El Niño mais forte dos últimos 18 anos seguirá até junho de 2016, segundo Bureau of Meteorology Meteorologistas do Bureau of Meteorology da Austrália, em estudo c...

Meteorologia

POR Paulo Portaljipa EM 19/10/2015 ÀS 01:14:47

El Niño mais forte dos últimos 18 anos seguirá até junho de 2016, segundo Bureau of Meteorology

El Niño mais forte dos últimos 18 anos seguirá até junho de 2016, segundo Bureau of Meteorology



Meteorologistas do Bureau of Meteorology da Austrália, em estudo conjunto com o National Oceanic and Atmospheric Administration (NOAA), divulgaram nesta sexta-feira (16) que o atual fenômeno El Niño, no Oceano Pacífico Equatorial, já atingiu anomalias parecidas, em parte, ao evento de 1997.
Os valores anômalos, que por consequência, também atingem o Oceano Índico, são os maiores desde 2006, o que interfere no regime de precipitação e de temperatura em todo o planeta Terra.
Os pesquisadores adiantaram que o atual Niño resistirá intenso até o final de 2015, com diminuição no primeiro trimestre de 2016.
No entanto, o Índice Oceano Dipolo (IOD), que afere a anomalia de temperatura do Oceano, mostra um cenário pessimista até junho do ano que vem.
A temperatura da superfície do mar (TSM) no centro e leste do Oceano Pacífico Equatorial sofreu um aquecimento nos últimos dias consolidando a grande energia gerada pelo El Niño e suas consequências.
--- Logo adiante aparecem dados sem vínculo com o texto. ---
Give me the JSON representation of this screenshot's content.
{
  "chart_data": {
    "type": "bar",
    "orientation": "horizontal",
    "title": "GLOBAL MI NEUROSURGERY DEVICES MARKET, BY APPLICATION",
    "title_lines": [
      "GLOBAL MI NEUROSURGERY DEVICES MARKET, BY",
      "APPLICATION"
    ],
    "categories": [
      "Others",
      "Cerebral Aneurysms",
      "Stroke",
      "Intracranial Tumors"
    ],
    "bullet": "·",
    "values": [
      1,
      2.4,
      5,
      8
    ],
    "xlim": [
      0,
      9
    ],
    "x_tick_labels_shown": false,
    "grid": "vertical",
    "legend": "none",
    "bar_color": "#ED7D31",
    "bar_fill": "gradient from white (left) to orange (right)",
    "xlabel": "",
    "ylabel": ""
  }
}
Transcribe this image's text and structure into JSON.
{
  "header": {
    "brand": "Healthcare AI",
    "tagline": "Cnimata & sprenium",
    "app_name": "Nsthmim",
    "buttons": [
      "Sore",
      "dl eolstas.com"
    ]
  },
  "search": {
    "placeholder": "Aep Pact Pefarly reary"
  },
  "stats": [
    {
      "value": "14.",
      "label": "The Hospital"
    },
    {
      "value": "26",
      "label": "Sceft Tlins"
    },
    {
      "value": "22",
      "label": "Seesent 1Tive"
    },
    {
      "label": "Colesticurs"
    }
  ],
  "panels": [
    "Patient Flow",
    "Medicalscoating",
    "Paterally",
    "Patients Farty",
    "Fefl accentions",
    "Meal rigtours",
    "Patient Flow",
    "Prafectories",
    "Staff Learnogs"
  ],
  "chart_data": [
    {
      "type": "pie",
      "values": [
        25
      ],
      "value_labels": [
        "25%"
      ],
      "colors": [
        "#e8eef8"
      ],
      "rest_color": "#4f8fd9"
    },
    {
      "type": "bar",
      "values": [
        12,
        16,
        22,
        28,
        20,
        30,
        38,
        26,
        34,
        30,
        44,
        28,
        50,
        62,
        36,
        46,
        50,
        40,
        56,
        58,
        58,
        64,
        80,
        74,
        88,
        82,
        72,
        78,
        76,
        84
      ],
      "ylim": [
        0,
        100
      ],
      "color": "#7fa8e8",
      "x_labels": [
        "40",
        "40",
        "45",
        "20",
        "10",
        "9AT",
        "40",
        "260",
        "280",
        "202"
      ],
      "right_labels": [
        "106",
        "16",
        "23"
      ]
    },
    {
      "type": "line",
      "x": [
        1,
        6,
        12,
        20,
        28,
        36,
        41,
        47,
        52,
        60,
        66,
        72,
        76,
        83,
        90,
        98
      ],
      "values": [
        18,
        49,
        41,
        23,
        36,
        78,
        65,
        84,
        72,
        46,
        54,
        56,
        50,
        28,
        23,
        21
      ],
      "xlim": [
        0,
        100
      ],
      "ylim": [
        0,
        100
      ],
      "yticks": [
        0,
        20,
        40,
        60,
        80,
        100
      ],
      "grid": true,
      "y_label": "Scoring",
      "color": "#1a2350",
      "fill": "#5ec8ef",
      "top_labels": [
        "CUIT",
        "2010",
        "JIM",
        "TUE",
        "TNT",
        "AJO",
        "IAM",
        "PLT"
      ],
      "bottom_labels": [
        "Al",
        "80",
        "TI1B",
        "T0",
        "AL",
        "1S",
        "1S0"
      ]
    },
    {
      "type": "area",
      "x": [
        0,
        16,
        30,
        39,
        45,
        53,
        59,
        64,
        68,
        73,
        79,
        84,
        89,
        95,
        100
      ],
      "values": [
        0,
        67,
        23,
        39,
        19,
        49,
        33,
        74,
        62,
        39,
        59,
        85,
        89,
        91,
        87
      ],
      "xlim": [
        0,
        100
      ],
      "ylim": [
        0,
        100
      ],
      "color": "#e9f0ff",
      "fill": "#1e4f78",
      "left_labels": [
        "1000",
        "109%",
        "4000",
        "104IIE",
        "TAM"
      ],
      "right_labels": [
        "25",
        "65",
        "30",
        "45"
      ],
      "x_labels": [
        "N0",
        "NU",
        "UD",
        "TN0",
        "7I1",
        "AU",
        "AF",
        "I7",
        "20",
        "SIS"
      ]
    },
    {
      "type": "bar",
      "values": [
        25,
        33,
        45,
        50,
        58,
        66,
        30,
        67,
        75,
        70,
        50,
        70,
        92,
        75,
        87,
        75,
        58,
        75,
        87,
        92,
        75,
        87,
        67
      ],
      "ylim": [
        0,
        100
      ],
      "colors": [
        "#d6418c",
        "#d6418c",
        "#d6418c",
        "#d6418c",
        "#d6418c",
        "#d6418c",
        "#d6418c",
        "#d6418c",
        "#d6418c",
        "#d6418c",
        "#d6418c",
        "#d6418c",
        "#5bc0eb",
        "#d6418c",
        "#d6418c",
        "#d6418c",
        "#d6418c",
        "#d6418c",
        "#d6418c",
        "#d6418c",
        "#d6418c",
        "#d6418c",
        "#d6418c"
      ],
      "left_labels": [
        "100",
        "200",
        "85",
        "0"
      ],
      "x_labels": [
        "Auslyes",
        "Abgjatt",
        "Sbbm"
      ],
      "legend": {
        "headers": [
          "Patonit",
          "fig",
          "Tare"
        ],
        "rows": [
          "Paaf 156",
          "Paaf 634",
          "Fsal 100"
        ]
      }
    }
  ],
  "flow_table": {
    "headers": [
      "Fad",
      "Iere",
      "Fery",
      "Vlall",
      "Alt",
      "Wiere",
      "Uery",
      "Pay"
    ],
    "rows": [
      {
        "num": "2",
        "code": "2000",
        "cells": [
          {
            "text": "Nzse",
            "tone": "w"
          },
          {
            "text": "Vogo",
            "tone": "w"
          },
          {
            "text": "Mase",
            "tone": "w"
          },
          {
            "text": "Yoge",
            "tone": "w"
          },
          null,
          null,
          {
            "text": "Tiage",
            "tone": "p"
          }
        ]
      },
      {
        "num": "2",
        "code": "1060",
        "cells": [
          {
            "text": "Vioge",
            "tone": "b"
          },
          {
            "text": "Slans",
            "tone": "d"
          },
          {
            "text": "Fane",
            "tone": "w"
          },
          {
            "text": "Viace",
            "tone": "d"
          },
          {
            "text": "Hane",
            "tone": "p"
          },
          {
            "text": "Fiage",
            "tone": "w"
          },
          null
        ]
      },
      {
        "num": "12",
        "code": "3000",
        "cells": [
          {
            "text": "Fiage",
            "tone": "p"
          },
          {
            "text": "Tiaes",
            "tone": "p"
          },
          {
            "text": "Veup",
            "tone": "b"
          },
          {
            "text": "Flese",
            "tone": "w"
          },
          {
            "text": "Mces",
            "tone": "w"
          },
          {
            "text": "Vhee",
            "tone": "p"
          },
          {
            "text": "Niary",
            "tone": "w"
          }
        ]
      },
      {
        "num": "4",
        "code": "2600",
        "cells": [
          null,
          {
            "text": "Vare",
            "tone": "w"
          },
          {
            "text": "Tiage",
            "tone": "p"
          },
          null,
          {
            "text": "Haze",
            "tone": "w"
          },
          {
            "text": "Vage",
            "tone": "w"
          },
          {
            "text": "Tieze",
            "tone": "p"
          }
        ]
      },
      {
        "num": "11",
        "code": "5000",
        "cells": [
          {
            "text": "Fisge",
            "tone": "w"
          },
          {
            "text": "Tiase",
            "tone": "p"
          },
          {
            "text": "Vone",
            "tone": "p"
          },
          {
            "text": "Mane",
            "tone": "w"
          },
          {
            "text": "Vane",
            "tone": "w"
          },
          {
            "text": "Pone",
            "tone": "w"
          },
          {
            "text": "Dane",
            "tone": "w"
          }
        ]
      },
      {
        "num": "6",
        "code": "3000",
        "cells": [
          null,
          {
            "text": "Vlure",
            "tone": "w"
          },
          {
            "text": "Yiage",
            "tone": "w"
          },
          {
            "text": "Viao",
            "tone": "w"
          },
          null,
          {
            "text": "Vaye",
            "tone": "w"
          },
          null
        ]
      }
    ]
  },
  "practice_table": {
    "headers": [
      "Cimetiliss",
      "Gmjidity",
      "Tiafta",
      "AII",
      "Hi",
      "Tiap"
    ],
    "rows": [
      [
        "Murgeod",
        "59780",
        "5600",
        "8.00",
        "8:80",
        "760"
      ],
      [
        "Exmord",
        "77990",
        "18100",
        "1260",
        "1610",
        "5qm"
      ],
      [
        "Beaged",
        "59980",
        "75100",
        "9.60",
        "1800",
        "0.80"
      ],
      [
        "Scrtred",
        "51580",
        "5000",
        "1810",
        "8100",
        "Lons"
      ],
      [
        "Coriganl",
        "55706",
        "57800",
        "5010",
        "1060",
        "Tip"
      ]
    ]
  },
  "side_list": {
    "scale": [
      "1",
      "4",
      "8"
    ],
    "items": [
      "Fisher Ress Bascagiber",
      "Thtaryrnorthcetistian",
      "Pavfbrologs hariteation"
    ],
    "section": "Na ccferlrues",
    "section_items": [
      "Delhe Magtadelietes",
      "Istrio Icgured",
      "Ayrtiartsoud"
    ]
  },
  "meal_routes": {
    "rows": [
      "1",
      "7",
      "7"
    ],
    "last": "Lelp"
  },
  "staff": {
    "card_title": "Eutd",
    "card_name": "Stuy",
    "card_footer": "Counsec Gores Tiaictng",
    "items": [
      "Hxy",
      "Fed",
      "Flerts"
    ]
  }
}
Já na região sul da Indonésia, as águas arrefeceram dando um reforço no IOD positivo.
O Bureau of Meteorology enfatizou que as anomalias de temperatura positiva devem continuar até o início do outono do ano que vem, por volta de março ou abril, o que vem sendo previsto e confirmado desde que o fenômeno se configurou.
Os efeitos do El Niño mais intenso em quase 20 anos são notórios ao redor do planeta, com o agravamento da estiagem no sul da Austrália e em boa parte do sul da Ásia, bem como a persistência de ondas de calor devido aos bloqueios atmosféricos no Centro-Oeste, Nordeste, Norte e Sudeste do Brasil.
A chuva em excesso que tem caído no Sul brasileiro, também é reflexo do comportamento do El Niño no Oceano Pacífico Equatorial, garantem os meteorologistas australianos, pois há uma mudança no padrão de escoamento do vento em altitude, principalmente, com a Corrente de Jato Subtropical (CJS), que bloqueia o deslocamento natural das frentes frias e retarda a configuração da Alta da Bolívia (AB), anticiclone em níveis altos responsável por espalhar a umidade amazônica pelo país.
O monitoramento comparativo nas regiões de Niño indicou valores entre 0,1°C e 0,2°C mais quente com relação às últimas duas semanas.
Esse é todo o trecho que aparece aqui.